Because studies using high-field magnets (≥3T) and applying both spectroscopy and DTI to the same patients with suspected ALS are still rare,^22,23 reviews regarding congruent or incongruent results of both techniques are essential. In the present study, MR spectroscopy and DTI agreement was high: Markedly reduced FA with corresponding NAA reductions occurred in all clinically definite/probable patients with ALS, with a total of only 3 divergent findings. Furthermore, so far FA measurements were confined to a limited number of CST levels only.²¹ FA and MD data in our study were collected along the whole CST at levels of the brain stem, the internal capsule, the corona radiata, and the precentral gyrus and revealed changes in several adjacent regions that are complementary to abnormalities detected by the (centrally placed) spectroscopic VOI. We also calculated FA and MD statistics for the tracked CST as whole objects in all patients and controls. Most interesting, this approach yielded no larger FA or MD differences for the entire CST but showed a significant reduction of CST voxels toward the possible and definite groups, as has been indicated by volumetric analyses earlier.⁴⁶ It may well be that the results of fiber tracking algorithms in patients with motor neuron disease predominantly reveal unchanged CST remainders, which are consecutively composed of smaller amounts of voxels and throughout which diffusion characteristics are not significantly altered compared with healthy subjects. Macroscopic abnormalities in structural MR images predominantly occur in advanced stages of the disease. Thus, DTI-based CST volumetry or voxel-based morphometry⁴⁷ may be able to detect structural changes earlier than it would be possible by relying on visually recognizable anatomic MR imaging signs alone.

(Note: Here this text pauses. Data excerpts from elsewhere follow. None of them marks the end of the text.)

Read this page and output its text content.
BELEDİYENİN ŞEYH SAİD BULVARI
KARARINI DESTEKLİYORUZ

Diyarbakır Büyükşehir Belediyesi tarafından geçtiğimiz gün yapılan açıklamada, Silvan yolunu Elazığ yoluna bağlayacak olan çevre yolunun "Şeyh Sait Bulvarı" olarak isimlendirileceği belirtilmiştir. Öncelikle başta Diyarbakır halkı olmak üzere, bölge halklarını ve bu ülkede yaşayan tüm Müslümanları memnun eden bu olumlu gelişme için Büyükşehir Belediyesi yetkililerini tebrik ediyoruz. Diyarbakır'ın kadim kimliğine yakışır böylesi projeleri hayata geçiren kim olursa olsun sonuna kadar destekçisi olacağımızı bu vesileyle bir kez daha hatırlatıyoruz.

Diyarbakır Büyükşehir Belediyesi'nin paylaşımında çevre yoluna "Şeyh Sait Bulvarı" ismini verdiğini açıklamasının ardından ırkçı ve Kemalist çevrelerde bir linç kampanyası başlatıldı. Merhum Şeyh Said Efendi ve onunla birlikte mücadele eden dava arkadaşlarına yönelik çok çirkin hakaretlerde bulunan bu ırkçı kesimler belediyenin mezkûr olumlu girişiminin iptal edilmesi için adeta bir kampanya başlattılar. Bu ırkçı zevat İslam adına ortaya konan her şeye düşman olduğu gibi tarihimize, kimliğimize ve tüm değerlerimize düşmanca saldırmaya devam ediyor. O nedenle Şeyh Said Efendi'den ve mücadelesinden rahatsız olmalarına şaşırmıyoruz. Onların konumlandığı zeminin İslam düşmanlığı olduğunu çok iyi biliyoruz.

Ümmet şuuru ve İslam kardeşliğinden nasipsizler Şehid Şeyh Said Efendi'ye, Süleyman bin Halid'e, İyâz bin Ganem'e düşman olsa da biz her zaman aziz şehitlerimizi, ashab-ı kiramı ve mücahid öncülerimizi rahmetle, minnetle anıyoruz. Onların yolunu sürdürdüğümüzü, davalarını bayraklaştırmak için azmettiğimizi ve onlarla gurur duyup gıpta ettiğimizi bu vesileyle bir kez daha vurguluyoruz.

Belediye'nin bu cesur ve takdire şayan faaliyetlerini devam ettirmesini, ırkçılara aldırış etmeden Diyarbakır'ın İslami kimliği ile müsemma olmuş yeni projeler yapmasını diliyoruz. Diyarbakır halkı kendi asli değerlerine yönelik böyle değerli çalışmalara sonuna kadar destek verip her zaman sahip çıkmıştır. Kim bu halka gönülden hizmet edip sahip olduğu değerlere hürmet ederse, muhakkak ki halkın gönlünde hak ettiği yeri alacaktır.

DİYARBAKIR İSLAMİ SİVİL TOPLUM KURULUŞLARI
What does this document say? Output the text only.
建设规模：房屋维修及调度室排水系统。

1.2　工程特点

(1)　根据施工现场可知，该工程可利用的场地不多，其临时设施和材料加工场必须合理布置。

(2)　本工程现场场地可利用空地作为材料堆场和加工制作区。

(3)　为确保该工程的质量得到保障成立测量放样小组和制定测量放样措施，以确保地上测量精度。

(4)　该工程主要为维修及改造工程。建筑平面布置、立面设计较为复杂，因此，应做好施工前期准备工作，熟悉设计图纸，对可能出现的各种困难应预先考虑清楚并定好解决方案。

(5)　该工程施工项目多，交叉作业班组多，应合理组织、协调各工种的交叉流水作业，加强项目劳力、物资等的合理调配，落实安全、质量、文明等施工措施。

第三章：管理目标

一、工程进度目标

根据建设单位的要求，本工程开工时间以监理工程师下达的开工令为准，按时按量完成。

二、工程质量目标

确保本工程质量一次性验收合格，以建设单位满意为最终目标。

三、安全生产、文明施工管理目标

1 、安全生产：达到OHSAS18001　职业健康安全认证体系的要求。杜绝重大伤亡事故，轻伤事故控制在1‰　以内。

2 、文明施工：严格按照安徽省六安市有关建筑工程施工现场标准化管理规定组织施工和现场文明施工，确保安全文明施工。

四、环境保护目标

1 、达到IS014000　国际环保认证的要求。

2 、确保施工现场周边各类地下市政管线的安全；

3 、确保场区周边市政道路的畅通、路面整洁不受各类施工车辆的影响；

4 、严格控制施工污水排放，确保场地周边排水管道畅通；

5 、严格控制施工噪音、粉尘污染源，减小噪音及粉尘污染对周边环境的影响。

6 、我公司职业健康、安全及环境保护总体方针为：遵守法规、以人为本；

It has been a matter of debate whether MD elevation reflects more chronic changes in the disease process of ALS. In this study, significant MD elevation only was observed at the internal capsule for the clinically probable and definite patients. MD differences tend to be lost caudally in the CST⁴⁸ and, furthermore, could not be ascertained by other groups.²² For the motor region and centrum semiovale, it is questionable whether MD changes correlate with disease processes or are not rather due to extracellular volume increases in the course of atrophic changes.

As shown in our previous ALS studies using MR spectroscopy, the NAA/Cho metabolite ratio served as a robust parameter with good discriminatory power for patient subgroups.^8,9 Single-voxel spectroscopy in combination with DTI was used rather than spectroscopic imaging because of its inherent higher signal-intensity-to-noise ratio (96 averages were used as a maximum for our measurements) and the possibility for a reliable absolute quantification of metabolites. However, evaluation with MR spectroscopy alone is inferior to the MR spectroscopy/DTI combination, as is well illustrated by the pathologic MR spectroscopy findings in the patient with Kennedy syndrome (who had normal FA), which could have lead to the erroneous assumption of motor neuron disease (whereas there is a normal average life expectancy in the case of SBMA; pathologic MR spectroscopy findings in Kennedy disease have been reported earlier⁴⁹).

Conclusion

The MR spectroscopy/DTI combination at 3T effectively adds to the detection of motor neuron disease and improves diagnostic confidence.